Jake was a researcher; his lab at the university still functioned unlike everything else. They were close: the team created a synthetic antibody which showed great promise. If caught early, it should stop the disease from progressing: and the fatalities. That’s what the computer models said. Since small pox only infects humans, animal testing wouldn’t work. They applied to go straight to human trials, but approval was months away.
So stores were empty. People were scared. And still dying.
Jake turned his head from the window, seeing his fellow travelers for the first time. The car was nearly empty in these days of fear. A girl a few seats down attracted his notice. He knew what she faced.
Alexa didn’t look out the window. She sat scrunched into a corner, trying to make herself as small as possible. The knapsack on her lap she hugged like it held all her possessions. Her coat was warm, but also worn and maybe a little big for her slight frame. Blonde hair peeked out from a knit cap pulled low over her face. Below the cap, the face displayed tell-tale red spots.
Jake spoke first. “You look scared. I can guess why.”
“Don’t come near. I might cough on you.”
“I’m old. I’m immune. You look alone.”
“My parents kicked me out.

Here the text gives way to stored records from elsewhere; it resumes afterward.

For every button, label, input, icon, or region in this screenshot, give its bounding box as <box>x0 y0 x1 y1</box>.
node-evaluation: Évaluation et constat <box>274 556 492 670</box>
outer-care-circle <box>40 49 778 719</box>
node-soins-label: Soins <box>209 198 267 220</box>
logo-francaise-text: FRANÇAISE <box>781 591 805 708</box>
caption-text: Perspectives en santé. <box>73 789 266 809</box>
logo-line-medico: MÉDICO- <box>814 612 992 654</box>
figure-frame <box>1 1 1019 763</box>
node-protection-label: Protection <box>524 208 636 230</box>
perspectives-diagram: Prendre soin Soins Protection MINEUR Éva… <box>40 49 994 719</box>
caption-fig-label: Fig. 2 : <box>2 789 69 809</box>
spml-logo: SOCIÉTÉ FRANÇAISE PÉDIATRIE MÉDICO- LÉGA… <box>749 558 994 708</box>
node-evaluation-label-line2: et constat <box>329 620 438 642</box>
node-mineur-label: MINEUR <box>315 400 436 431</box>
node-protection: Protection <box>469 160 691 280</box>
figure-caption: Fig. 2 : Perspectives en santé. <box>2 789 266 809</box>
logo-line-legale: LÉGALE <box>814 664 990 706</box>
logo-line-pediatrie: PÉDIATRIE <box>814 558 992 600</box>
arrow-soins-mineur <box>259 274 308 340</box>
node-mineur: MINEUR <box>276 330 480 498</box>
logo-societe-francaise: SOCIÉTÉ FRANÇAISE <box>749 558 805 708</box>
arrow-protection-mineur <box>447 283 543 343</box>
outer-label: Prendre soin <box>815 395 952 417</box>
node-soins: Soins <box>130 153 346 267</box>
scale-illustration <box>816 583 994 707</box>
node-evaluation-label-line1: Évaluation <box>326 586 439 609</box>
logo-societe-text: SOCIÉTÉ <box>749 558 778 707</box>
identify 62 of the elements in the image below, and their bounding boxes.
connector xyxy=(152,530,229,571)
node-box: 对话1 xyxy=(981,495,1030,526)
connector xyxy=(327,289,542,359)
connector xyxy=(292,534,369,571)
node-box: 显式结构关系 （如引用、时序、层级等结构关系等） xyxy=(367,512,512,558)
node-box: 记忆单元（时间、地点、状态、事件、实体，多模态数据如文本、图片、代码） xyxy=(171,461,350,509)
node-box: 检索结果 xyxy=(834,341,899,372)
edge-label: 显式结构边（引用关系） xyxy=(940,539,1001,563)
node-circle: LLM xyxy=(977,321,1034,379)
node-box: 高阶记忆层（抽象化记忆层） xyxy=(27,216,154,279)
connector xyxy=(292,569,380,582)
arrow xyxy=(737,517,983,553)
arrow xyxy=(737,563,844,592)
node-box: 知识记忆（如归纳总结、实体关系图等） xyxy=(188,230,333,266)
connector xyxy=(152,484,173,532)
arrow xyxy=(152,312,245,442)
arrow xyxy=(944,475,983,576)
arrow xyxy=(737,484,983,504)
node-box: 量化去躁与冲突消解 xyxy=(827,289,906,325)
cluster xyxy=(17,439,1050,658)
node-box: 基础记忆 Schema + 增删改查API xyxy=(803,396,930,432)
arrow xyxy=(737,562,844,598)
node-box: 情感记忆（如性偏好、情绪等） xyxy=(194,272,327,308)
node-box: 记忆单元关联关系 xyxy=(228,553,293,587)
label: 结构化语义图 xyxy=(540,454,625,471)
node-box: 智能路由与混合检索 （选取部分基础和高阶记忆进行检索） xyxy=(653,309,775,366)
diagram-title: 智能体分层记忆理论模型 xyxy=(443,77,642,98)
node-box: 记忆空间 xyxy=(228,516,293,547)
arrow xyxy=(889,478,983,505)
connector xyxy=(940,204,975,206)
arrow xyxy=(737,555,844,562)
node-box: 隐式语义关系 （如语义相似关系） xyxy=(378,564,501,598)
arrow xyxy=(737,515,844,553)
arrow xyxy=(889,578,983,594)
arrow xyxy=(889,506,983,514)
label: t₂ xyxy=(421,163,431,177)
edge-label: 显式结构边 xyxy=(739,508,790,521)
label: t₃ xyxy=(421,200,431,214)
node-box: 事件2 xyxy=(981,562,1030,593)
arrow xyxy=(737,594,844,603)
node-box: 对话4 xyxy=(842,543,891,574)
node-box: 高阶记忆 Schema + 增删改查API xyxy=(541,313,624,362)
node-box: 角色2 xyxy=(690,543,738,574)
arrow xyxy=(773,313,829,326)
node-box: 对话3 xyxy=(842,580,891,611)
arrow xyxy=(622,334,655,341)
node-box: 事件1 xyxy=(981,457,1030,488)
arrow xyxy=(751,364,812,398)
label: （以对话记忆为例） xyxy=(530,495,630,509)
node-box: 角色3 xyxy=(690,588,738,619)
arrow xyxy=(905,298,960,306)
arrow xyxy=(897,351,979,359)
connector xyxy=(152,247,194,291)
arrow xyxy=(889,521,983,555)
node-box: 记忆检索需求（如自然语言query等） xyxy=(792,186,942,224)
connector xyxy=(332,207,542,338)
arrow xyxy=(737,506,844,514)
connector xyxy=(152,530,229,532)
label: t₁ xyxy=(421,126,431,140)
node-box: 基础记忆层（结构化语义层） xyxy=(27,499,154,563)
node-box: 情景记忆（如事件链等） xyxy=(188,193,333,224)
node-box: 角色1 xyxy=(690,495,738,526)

I heard there’s a clinic at the university. I thought maybe they’ll take me in.”
“They won’t. The place is overflowing. Even if it wasn’t, you’d need money. We asked the state for funding so people don’t wander the streets, spreading the disease. Other states have, ours hasn’t.”
“What will happen to me?”
“They’ll send you to the clinic on the east side. I’ve seen it. You don’t want to go there.”
“Where else can I go?”
“Come with me. My wife will pick us up at the lab. We have room.”
“Yes, the lab. We’re working to find a cure.”
“Is there anything?”
“We’re hopeful. It’ll be too late for you.”
“Meaning I’ll be scarred for life.”
“Yes. Or dead.”
“Is there any hope?”
“I can’t . . . I shouldn’t.”
Jake made his decision. “Let’s go into the lab. It’s too cold to wait outside anyway.”
Jake left Alexa in the lobby as he popped into the lab for a dose of the antibody; he returned just as a car pulled up outside the glass doors.
“Here’s our ride.”
Jake introduced the two women. Sheryl could make instant friendships, and Alexa quickly succumbed to her charms. By the time they arrived home all three were relaxed and laughing.
Once inside, they settled Alexa; then Jake pulled out the vial.
“The computer models predict this will work and won’t have any serious side-effects. But we don’t know for sure. And we can’t know until we try.”
Alexa rolled up her sleeve. “I have nothing to lose. Guinea Pig number one.”